I know some people think some things are extreme when it comes to car seat safety, often a matter of the "It won't happen to me" mindset. When mentioning clearing the car of potential projectiles, often the reaction is, "Oh, PLEASE. Whatever," ignoring the fact that even slamming on your brakes without impact is enough to make things go flying.
For one mom, Christina Hish of Denver, the reality of dangers from a projectile came true, in a very scary and serious way. The end result is over 400 stitches and many surgeries for her son, all from a soft-spouted sippy cup.
(Warning, slightly graphic picture ahead.)
On October 15th, last year, Hish and her 2-1/2-year-old, JD, were going out in their family car. Only a block away from her house, as she turned left, someone who drove straight in a left-turn lane hit her going around 45 miles per hour.
Her airbags deployed, the car was smoking, and she heard her son screaming behind her. She got out and went to him, and saw blood everywhere.
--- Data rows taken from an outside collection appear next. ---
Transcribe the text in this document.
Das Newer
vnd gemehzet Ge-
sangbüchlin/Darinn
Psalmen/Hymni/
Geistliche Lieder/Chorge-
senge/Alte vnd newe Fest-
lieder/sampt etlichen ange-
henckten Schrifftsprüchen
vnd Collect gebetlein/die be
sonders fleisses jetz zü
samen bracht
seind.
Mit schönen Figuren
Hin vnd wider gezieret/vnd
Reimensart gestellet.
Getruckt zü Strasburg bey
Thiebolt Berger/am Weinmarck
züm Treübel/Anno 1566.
He had been essentially scalped by the soft spout sippy cup he had with him.
She screamed for help, and an amazing woman removed her shirt, stood in a bra, helping her apply pressure to her son's head and they sang while waiting for emergency response.
after the bandages were removedA plastic surgeon was called in to handle JD's injuries -- his skull was fractured in three places, he required more than 200 internal and 200 external stitches, and the main muscle in his forehead was severed and not able to be repaired, meaning he will never have movement of his forehead muscles.
Being autistic and non-verbal, JD's recovery was especially difficult, especially when his eyes were completely swollen shut, but with a great support system of loving family, they helped him pull through, and now he's doing well, though he has been through a lot, will always have lasting scars and effects, and may face future surgeries as well.
JD's mom is now, understandably, a major car seat safety advocate, with focus on dangers of projectiles. Many people consider it excessive or extreme but the fact is even in situations where a person merely slams on the brakes, items go flying and everything that is loose is potentially a danger to the occupants of a vehicle (including unrestrained passengers and pets!).
The method for determining the force at which an item flies isn't tough, but to break it down for very quick calculations, just figure that the weight of an object, times the speed you're traveling equals the force at which that item would hit something if your car comes to a sudden, complete stop (like hitting something head on).
5 pound purse x 35 miles per hour = 175 pounds of force.
That's actually pretty significant if it's hitting you or your child.
It may seem silly to buckle in your purse or put your water bottle in the center console that closes, but it's worth it. Only allow soft items like blankets or stuffed animals in the car with your child, and if you need a drink, check out something like an entirely soft water bladder that can be secured to something, and would break and spill before it would go flying. I think any mom would really hate to have her cellphone damage her child, when she figured just months before, "Whatever, it's not worth the effort."
Do you take projectiles seriously? Do you secure them?